A perfectly predictable, understandable world.

Which makes it, the traditional fan in me proclaims, directly opposed to the spirit of sport.

* * *

Let me step back for a minute. I am a UCLA fan by birth and experience. My father was enrolled at UCLA during the Wooden years, the greatest sporting run in American history. I grew up going to and watching games. When we moved away from LA, I came to love walking through the enemy arenas of the Pacific Northwest, after a long car ride with my dad. The pressure of all those opposing fans and colors drove us closer together, and though we both knew the circumstances were artificial, what it did for our relationship was not. UCLA fandom, for me, is the ground on which it is easiest for my dad and I to demonstrate that we love each other as deeply as we do.

The blue and gold runs deep is all I'm saying. And I know I'm not alone. The experience is common to the point of cliche.

After our 1995 championship run, I hacked out a UCLA basketball website (a blog in today's parlance, I'd say) from the HTML 2.0 wilds. For a couple of years, if you searched Yahoo for UCLA sports, my site would have been a top result. Running it taught me about the Internet and digital media, which you may have noticed, became my career.

A year or so after the site began, at 14, living in rural Washington State, I was invited to join a semi-secret group of UCLA boosters called the Dead Bruins Society. This is the only reference to it on the Internet, so I won't say much more. But I got to participate in conversations with people who were actually close to the basketball program.

While age and responsibility have perhaps quieted my fandom, even today, I dress my son in blue and gold onesies as often as my wife will let me, among other embarrassing consequences.

* * *

There is, I have to tell you, a statistically perfect bracket, according to the Predict-O-Tron methodology. The algorithm powering it would have correctly picked 85 percent of the games over the past four tournaments, including 94 percent of the matchups in 2012.

Now, Boice doesn't think that this bracket is truly the best possible one. "It's super overfit to the last four years of data," he said.  It's matching the features of the last four years worth of games too closely, when some of them will inevitably turn out to be noise, not predictive signal.

But still. This is the best the Predict-O-Tron can do.

I have seen this bracket, which the Huffington Post has hidden as an Easter egg in the app. It looks a lot like other brackets created by skilled people.

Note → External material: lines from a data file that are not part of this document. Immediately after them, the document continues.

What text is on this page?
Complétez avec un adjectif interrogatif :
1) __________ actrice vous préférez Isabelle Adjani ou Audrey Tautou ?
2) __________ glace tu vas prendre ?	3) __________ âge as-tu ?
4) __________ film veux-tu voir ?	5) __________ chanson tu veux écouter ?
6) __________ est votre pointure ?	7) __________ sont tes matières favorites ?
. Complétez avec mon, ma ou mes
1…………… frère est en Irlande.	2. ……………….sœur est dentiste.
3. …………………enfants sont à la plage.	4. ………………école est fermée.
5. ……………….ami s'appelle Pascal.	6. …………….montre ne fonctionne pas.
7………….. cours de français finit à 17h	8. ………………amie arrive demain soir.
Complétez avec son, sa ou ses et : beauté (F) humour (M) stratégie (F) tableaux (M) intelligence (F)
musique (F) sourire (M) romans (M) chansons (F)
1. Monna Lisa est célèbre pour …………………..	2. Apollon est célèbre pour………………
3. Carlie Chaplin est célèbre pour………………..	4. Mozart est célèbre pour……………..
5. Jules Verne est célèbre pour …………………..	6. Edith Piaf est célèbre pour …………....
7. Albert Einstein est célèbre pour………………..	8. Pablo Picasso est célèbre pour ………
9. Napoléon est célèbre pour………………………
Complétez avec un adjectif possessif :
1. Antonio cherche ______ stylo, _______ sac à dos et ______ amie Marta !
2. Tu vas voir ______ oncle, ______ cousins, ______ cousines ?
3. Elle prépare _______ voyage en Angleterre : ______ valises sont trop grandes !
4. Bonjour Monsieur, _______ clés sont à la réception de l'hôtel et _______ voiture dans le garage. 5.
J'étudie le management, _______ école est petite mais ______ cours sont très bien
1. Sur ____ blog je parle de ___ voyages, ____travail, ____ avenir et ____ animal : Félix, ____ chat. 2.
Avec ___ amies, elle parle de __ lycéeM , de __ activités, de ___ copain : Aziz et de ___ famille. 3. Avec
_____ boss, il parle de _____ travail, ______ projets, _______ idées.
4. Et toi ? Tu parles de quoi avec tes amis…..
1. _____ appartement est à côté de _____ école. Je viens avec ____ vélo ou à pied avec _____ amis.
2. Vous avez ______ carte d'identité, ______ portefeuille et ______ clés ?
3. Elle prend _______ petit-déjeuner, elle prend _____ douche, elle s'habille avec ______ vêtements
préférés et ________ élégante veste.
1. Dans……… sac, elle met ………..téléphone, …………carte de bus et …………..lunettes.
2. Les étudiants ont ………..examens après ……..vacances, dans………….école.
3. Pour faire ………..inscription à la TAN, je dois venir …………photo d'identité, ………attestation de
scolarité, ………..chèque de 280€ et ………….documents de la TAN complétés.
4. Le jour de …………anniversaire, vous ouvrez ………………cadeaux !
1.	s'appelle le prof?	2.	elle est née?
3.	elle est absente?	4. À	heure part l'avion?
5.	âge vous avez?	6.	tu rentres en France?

Three double-digit seeds make it to the second round. One (Nebraska) even makes it past that and all the way to elite eight. In the final four, there are two No. 1 seeds, a No. 2 seed, and a No. 5 seed.

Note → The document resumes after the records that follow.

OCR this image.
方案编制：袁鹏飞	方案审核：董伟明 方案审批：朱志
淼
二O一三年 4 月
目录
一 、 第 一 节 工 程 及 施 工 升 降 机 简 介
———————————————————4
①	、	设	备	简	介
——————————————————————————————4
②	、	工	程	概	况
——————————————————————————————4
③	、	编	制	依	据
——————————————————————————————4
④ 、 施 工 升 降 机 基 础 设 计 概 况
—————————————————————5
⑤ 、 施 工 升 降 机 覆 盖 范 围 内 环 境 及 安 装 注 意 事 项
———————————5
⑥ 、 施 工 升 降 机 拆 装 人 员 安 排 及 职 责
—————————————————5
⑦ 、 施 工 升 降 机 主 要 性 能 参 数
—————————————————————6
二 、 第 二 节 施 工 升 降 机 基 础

But there is one glaring difference in this bracket from almost all others that I've seen: It has UCLA's second-round opponent, VCU, winning the whole damn tournament! 

This would, obviously, be a disaster because UCLA would lose in the second round. And my Bruins are so hot right now.

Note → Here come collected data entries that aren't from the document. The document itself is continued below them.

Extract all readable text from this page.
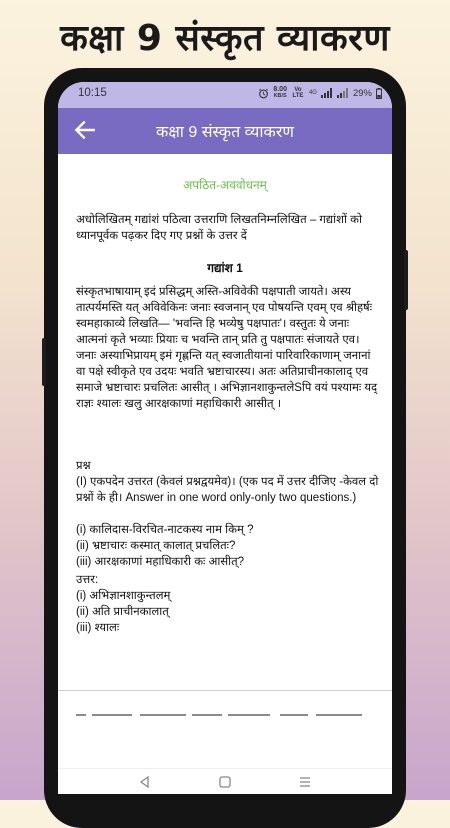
कक्षा 9 संस्कृत व्याकरण
10:15	8.00
KB/S
Vo LTE 4G	29%
कक्षा 9 संस्कृत व्याकरण
अपठित-अववोधनम्
अधोलिखितम् गद्यांशं पठित्वा उत्तराणि लिखतनिम्नलिखित – गद्यांशों को ध्यानपूर्वक पढ़कर दिए गए प्रश्नों के उत्तर दें
गद्यांश 1
संस्कृतभाषायाम् इदं प्रसिद्धम् अस्ति-अविवेकी पक्षपाती जायते। अस्य तात्पर्यमस्ति यत् अविवेकिनः जनाः स्वजनान् एव पोषयन्ति एवम् एव श्रीहर्षः स्वमहाकाव्ये लिखति— 'भवन्ति हि भव्येषु पक्षपातः'। वस्तुतः ये जनाः आत्मनां कृते भव्याः प्रियाः च भवन्ति तान् प्रति तु पक्षपातः संजायते एव। जनाः अस्याभिप्रायम् इमं गृह्णन्ति यत् स्वजातीयानां पारिवारिकाणाम् जनानां वा पक्षे स्वीकृते एव उदयः भवति भ्रष्टाचारस्य। अतः अतिप्राचीनकालाद् एव समाजे भ्रष्टाचारः प्रचलितः आसीत् । अभिज्ञानशाकुन्तलेSपि वयं पश्यामः यद् राज्ञः श्यालः खलु आरक्षकाणां महाधिकारी आसीत् ।
प्रश्न
(I) एकपदेन उत्तरत (केवलं प्रश्नद्वयमेव)। (एक पद में उत्तर दीजिए -केवल दो प्रश्नों के ही। Answer in one word only-only two questions.)
(i) कालिदास-विरचित-नाटकस्य नाम किम् ?
(ii) भ्रष्टाचारः कस्मात् कालात् प्रचलितः?
(iii) आरक्षकाणां महाधिकारी कः आसीत्?
उत्तर:
(i) अभिज्ञानशाकुन्तलम्
(ii) अति प्राचीनकालात्
(iii) श्यालः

My dad's gift as a fan is to know when a certain play was a turning point in the flow of the game or season. And after our horrific loss against Washington State in our last regular season game, he thinks something flipped in our squad. The evidence was clear in the Pac 12 tournament: Our last three games were our best three games of the entire season.

Can the gelling of a young team be adequately captured by statistics?

I hope not.

This knowledge of your team's inner capabilities, their potential against the realities of any game or play or season record, is what makes non-statistical fandom so fun. They can, on any day, live up to your dreams.

So, over the first round (and perhaps beyond), I'm going to chart my own personal clash with stats fandom: I'm going to root and write against the Predict-O-Tron's best-guess picks.

I want a journal of what happens when the bracket turns back into bodies. Come with me: Let's root against the abstractions and the data!